L’incentivo più importante dell’alternanza scuola/lavoro è di fornire ai giovani un’esperienza lavorativa che si possa inserire a curriculum e vada a rompere il circolo vizioso per cui serve esperienza lavorativa per poter lavorare ma si deve prima lavorare per avere esperienza lavorativa.
La criticità riguarda più la QUALITA’ (a volte dubbia) dei tirocini dell’alternanza scuola lavoro.
Markus Cirone
Imporre per legge l’alternanza scuola lavoro nei licei è una cattiva idea. Imporre 200 ore in 3 anni Una enormità) è anche peggio. Imporre con una legge che venga attuata nel giro di pochi mesi lasciando le scuole da sole nella gestione dell’intera faccenda (perché così è stato) è ridicolo.
Dina Labbrozzi
L’alternanza scuola-lavoro, per chi come me lavora da svariati anni negli Istituti Professionali, ripropone nella sostanza la “Terza Area”, un progetto di integrazione del curricolo introdotto nella Riforma degli Istituti Professionali (“Progetto 1992”) e cancellato dalla legge Gelmini (2008). Il progetto comprendeva un percorso formativo di 300 ore annue (180 di teoria e 120 di tirocinio) sul biennio di formazione post-qualifica (4° e 5° anno degli Istituti Professionali). Non so quanta dell’esperienza degli insegnanti che hanno lavorato su questi percorsi sia stata non dico valorizzata, ma perlomeno utilizzata dalle scuole a indirizzo tecnico-liceale (modulistica, documentazione del percorso, certificazione delle competenze). Per quanto riguarda l’impatto effettivo dell’alternanza sul rapporto tra scuola e mondo produttivo rimangono molte criticità che non dipendono dalla scarsa qualità dei percorsi extra-curricolari, ma dal mancato raccordo fra scuola e mondo del lavoro. Un solo esempio fra tutti: gli studenti che si diplomano al Corso Servizi Socio-Sanitari, a meno che le Regioni non abbiano deliberato in merito, non possono accedere ai ruoli professionali di OSS- Operatore Socio-Sanitario. Come a dire che l’Istituto Professionale insegna un mestiere che però non può essere svolto, a meno che gli studenti non acquisiscano un diploma – spesso erogato da scuole private – cui si accede con il Dilpoma di Terza Media ed un corso variabile fra 350 e 1000 ore.
Enrico Vannicola
Condivido pienamente l’ultimo periodo del post ma ritengo che la responsabilità sociale delle imprese debba necessariamente incontrare un cambio di approccio del mondo della scuola a quello del lavoro.
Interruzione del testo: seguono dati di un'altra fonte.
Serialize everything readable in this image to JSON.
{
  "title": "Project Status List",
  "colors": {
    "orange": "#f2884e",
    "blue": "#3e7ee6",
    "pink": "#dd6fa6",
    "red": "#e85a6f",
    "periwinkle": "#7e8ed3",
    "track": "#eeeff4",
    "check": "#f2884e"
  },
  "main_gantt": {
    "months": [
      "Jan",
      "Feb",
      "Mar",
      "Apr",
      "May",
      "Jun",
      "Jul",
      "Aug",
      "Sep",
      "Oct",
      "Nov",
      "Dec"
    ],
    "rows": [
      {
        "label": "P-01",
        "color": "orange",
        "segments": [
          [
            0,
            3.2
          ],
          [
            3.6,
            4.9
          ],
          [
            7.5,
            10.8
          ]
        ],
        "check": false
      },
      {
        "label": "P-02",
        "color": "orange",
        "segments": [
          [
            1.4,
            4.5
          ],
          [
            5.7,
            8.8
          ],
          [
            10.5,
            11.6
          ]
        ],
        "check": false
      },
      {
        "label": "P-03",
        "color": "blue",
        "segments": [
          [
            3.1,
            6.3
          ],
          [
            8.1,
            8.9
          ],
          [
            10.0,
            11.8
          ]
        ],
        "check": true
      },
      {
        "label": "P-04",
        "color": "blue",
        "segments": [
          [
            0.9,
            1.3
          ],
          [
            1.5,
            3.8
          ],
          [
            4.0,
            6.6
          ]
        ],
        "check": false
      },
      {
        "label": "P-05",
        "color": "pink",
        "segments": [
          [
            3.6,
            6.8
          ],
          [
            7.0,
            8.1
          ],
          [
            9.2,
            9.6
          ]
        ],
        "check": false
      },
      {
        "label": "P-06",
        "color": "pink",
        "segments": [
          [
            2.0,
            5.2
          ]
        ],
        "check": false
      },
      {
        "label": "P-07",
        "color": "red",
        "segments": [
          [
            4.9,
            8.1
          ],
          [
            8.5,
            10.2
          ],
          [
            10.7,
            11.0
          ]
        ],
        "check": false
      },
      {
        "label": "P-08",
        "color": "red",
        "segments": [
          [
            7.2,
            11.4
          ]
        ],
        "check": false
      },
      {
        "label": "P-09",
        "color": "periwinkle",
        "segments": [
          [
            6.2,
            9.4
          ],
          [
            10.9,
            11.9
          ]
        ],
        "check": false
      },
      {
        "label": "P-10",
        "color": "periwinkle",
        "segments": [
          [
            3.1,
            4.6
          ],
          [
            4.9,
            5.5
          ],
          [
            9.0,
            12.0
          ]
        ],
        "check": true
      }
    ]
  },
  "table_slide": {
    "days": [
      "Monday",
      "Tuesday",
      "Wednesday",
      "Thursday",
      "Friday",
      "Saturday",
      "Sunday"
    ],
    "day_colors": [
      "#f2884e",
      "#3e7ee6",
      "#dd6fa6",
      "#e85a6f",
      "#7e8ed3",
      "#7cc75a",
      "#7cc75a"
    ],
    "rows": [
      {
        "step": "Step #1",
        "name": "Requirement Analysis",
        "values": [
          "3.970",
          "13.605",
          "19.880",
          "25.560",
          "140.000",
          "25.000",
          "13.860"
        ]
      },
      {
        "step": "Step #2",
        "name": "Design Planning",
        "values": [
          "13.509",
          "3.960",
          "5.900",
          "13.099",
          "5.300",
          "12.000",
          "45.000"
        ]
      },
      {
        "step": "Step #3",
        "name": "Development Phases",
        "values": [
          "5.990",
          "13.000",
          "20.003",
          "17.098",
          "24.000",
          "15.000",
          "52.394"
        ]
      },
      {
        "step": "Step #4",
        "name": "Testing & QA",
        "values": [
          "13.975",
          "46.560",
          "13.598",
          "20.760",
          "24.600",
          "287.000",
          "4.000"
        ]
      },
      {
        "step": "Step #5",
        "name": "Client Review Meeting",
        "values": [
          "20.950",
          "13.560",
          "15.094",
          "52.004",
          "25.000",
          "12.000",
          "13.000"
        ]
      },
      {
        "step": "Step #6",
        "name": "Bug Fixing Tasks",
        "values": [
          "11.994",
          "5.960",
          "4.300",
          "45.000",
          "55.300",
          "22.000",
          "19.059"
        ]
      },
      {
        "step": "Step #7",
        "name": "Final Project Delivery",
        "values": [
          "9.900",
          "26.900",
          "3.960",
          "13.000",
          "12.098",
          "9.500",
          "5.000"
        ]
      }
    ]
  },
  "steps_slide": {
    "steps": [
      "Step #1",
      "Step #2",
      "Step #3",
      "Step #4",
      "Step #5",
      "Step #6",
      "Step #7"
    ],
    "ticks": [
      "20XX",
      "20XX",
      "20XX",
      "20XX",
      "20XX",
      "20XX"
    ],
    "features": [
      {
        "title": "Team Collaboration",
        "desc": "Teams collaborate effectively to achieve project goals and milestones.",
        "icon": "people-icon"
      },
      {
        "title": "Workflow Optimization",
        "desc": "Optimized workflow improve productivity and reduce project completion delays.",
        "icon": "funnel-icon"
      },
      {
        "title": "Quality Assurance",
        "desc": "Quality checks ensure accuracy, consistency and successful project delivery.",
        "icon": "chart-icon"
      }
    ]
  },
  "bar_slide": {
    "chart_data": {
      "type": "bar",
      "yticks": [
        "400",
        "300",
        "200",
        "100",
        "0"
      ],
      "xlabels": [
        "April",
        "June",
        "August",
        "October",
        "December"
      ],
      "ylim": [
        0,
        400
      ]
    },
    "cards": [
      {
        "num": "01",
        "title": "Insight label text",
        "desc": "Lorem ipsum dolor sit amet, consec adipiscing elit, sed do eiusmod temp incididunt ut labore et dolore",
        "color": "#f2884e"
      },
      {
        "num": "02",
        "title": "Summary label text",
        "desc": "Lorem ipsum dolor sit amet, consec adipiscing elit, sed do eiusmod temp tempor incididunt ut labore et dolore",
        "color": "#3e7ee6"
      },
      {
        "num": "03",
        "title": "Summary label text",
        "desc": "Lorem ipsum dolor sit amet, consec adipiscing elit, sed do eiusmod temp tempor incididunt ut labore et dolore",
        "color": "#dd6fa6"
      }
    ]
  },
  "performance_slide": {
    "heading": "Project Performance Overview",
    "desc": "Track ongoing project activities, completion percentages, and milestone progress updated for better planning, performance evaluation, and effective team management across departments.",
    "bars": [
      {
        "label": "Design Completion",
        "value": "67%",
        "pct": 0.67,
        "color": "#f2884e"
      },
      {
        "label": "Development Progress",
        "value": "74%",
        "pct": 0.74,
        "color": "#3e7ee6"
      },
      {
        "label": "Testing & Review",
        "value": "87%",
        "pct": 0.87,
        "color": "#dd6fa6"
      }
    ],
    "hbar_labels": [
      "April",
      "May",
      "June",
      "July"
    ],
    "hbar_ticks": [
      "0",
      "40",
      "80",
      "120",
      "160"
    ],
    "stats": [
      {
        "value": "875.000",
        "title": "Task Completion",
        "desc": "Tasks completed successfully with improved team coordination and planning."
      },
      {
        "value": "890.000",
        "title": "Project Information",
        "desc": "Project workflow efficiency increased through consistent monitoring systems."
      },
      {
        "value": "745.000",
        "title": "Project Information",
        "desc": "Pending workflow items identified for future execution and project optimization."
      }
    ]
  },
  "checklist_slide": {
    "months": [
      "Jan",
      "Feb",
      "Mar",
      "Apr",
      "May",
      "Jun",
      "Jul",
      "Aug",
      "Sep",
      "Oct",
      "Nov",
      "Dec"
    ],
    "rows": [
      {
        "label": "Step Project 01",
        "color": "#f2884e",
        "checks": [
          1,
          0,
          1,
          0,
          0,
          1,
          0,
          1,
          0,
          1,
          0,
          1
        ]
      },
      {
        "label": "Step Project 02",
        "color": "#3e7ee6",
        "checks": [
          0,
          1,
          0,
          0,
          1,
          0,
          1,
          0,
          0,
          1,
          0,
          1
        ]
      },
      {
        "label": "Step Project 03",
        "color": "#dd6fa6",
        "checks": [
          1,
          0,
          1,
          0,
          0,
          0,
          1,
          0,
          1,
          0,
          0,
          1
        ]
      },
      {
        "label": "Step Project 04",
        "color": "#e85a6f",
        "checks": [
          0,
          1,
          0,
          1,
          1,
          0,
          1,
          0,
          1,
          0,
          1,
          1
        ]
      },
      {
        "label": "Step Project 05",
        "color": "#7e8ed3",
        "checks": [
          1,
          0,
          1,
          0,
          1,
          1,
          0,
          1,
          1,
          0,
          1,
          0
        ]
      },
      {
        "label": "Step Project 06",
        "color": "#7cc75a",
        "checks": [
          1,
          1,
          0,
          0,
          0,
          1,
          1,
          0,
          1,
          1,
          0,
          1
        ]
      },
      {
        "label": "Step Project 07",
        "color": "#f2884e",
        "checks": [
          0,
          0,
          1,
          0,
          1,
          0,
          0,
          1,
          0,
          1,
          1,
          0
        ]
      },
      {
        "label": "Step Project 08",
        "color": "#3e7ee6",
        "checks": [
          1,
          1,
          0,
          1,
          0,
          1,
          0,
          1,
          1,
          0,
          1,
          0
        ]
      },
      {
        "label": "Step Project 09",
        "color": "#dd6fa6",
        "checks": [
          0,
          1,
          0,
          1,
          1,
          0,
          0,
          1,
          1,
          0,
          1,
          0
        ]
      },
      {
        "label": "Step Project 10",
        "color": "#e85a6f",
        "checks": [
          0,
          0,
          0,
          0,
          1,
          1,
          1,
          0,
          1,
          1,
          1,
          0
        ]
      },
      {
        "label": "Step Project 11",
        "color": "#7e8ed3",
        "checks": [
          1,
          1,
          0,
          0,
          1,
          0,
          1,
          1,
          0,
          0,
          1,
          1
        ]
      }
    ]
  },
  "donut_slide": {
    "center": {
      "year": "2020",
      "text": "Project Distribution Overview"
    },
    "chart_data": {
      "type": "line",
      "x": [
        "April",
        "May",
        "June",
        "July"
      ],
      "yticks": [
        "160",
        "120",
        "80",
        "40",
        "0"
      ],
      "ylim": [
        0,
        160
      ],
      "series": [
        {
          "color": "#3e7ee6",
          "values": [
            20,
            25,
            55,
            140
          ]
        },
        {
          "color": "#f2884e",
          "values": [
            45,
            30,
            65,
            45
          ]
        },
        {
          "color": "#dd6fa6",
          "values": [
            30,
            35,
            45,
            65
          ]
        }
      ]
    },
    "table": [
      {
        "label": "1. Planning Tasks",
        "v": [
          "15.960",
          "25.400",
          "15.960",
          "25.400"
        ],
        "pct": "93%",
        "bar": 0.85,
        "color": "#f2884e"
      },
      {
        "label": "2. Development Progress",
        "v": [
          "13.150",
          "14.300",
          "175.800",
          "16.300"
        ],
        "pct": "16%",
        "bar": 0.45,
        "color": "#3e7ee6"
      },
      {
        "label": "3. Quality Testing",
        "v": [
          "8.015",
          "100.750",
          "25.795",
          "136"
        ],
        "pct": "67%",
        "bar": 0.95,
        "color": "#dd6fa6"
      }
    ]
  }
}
Senza il superamento di preconcetti, a volte di natura meramente ideologica, non si va da nessuna parte: le aziende devono imparare che l’alternanza è un investimento sui potenziali futuri collaboratori ma la scuola deve accettare l’idea che una formazione di qualità non può prescindere dal coinvolgimento del mondo del lavoro. L’alternativa è quella di continuare a formare giovani diplomati e laureati con possibilità di accesso al mercato del lavoro scarse e precarie.
Giovanni Rossi
Mi trova d’accordo con le sue tesi solo nelle ultime otto righe, a partire dalla parola Infine !.